春姑的肚子一天天大起来,沉甸甸的,大得有些反常。[ ]每当看见她腆着肚子从村里走过,人们就议论开来:
“你看春姑这肚子怀的,果然是王家的种,就是不一样。”
“春姑啊,你这肚子里笃定是个儿子,我敢打包票!”
“说不定啊,还是个双胞胎呢。”
“听说王大荒每天都要跟你做一次,那你还不美死了?”
“难怪你这么滋润。男人身上里好东西,养人呢。”
……
春姑听着这些议论,心里甜蜜蜜的,脸上却红了。她柔情地抚摸着自己的肚子,盼着孩子出世的日子早点到来。
过了农忙,王大荒被公社抽调到县里参加路线教育宣讲团进行培训,为期一个月,然后是奔赴全县各地宣讲。

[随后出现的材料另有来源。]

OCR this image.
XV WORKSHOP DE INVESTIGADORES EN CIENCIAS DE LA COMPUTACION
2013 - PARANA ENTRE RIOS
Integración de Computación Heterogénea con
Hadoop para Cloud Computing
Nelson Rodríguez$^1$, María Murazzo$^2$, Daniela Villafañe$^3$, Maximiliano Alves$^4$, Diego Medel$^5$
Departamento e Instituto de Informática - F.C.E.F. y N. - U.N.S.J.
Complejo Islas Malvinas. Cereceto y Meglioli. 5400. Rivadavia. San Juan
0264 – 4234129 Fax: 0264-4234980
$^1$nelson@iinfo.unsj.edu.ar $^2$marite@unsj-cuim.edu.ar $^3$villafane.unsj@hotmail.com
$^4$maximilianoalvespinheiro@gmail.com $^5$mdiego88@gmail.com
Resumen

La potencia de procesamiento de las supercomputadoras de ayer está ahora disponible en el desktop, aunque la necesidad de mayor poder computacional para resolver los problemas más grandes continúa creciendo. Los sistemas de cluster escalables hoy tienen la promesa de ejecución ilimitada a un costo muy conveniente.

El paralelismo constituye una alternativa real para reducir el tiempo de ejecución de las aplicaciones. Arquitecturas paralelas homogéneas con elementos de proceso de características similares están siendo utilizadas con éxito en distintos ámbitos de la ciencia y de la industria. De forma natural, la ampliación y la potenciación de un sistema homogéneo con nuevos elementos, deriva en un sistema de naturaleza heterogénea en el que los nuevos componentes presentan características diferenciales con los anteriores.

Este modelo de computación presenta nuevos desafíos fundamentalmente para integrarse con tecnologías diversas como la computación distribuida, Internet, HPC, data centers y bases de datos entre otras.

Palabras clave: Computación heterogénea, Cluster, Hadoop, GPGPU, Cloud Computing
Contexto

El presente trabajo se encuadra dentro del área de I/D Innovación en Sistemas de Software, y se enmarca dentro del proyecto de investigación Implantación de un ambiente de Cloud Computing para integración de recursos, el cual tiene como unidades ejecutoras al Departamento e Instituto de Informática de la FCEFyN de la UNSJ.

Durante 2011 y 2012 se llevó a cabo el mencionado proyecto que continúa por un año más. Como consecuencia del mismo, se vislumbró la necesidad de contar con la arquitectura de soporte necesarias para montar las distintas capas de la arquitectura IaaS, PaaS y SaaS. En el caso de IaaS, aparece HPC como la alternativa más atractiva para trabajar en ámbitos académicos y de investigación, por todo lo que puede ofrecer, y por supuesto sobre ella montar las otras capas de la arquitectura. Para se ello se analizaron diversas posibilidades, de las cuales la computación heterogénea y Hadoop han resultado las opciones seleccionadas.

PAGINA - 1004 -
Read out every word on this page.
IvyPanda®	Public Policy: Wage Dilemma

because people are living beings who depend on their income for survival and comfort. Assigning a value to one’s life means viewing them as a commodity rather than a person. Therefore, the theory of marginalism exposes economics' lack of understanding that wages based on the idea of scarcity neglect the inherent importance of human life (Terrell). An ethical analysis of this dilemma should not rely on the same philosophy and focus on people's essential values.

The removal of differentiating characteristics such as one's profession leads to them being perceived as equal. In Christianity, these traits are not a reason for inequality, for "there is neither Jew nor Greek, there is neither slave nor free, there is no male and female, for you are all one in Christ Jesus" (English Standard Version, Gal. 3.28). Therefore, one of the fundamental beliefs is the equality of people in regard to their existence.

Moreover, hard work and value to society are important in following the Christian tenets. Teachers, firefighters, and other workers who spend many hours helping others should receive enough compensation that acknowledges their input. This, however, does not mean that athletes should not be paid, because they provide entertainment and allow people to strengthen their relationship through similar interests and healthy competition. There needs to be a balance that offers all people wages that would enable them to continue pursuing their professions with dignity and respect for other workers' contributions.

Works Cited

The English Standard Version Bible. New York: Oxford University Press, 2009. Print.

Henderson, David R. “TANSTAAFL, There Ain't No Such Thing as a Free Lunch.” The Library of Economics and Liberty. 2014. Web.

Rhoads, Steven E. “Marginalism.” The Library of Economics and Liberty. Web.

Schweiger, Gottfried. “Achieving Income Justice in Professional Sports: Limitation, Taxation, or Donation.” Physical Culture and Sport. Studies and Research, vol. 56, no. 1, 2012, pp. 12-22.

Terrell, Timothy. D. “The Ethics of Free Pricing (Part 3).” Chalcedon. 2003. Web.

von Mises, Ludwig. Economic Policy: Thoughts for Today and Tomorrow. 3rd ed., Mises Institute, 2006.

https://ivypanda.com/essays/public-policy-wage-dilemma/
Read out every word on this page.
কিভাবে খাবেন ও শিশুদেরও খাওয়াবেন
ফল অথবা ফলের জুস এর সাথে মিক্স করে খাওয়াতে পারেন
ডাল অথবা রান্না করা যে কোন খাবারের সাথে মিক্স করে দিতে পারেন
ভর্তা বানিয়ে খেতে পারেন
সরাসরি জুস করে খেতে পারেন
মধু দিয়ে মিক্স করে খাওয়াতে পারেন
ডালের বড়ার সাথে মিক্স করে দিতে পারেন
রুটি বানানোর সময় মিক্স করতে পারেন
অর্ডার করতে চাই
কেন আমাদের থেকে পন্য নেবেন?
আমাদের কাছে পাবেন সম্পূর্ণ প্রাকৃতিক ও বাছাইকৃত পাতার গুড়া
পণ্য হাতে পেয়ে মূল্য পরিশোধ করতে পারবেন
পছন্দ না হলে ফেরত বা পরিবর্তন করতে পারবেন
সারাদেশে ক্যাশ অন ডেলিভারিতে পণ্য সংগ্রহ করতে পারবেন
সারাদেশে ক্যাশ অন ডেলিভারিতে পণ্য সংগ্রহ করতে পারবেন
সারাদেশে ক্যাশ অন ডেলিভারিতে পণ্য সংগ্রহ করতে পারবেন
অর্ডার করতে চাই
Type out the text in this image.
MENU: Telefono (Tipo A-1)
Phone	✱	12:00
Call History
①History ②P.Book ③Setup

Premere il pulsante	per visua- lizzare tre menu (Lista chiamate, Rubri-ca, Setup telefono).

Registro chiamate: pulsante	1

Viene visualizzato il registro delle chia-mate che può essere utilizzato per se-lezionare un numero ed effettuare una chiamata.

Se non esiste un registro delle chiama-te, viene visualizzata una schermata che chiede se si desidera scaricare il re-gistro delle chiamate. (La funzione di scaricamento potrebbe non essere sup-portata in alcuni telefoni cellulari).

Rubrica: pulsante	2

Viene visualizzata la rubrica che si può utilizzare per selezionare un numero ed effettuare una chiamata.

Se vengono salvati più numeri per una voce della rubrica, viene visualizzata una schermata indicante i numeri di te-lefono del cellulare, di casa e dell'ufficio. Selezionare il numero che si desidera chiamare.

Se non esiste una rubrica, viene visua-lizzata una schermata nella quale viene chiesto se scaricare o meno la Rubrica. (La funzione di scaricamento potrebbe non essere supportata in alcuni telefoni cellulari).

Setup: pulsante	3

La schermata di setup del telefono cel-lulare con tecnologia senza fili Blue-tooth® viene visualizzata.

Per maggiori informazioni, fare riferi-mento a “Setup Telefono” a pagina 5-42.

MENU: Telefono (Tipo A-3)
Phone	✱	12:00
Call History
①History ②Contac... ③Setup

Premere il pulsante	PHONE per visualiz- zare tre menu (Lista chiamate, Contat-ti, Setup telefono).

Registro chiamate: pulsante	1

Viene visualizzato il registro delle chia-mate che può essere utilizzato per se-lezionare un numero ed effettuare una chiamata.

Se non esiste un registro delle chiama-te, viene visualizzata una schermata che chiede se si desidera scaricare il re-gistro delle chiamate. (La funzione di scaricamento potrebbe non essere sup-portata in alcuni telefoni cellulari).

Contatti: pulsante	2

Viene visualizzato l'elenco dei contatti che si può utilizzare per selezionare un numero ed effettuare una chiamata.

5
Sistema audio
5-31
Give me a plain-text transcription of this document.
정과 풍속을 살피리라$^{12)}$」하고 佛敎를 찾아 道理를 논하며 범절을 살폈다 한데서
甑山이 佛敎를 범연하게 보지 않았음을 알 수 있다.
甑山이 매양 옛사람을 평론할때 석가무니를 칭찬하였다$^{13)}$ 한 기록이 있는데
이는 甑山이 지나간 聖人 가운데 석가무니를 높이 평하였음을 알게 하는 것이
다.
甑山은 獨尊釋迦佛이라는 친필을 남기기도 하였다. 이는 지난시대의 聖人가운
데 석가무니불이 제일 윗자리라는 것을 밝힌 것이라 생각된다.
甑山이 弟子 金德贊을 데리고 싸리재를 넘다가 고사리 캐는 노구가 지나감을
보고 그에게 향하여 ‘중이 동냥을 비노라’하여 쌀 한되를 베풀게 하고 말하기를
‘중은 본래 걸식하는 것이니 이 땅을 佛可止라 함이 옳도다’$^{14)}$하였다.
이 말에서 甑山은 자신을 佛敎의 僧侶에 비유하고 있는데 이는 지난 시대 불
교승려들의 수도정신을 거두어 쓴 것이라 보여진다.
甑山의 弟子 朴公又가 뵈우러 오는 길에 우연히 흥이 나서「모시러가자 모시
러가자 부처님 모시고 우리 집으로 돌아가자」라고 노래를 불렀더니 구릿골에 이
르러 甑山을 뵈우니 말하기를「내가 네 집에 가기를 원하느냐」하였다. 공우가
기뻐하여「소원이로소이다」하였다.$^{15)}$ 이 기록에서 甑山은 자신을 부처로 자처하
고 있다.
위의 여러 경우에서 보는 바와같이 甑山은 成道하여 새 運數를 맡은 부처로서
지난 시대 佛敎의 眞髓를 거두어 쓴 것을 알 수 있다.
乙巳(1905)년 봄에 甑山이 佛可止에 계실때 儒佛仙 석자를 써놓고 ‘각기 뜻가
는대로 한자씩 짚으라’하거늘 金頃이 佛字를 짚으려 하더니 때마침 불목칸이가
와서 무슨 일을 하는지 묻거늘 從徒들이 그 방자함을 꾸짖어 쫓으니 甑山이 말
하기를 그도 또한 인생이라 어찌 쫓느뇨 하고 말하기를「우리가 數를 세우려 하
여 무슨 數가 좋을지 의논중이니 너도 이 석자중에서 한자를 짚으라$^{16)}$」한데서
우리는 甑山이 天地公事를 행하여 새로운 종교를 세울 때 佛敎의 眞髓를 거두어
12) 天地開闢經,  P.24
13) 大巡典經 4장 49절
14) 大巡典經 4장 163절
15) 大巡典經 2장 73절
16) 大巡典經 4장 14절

让他最不能忍受的是,这就意味着一下子和春姑聚散离多了。
“春姑啊,晚上睡觉没有你在身边,我不知道会怎么熬哦!”
春姑安慰道:“大荒,一个大男人哪能整天儿女情长?公社和县里这是在提拔你呢,你就安心工作吧。”
大荒对春姑说,村里有几个半吊子男人,像什么罗长腿、小豹子,还有孙歪嘴,都不是正经货色,就喜欢勾引人家大姑娘、小媳妇,你可要多长个心眼。
春姑说:“你就尽管放心吧。我春姑是什么样的人,你还不知道?咱们俩能做夫妻,那也是有过一番磨难的啊。这辈子,除了你王大荒,我不会再有第二个男人了。”
春姑的话让王大荒很是感动,他还想提醒,外面的男人得提防,家里的男人也得多长个心眼。八爷虽然八十高龄了,却很是好色。[ ]他表面不苟言笑,内骨子里却是个玩弄女人的高手。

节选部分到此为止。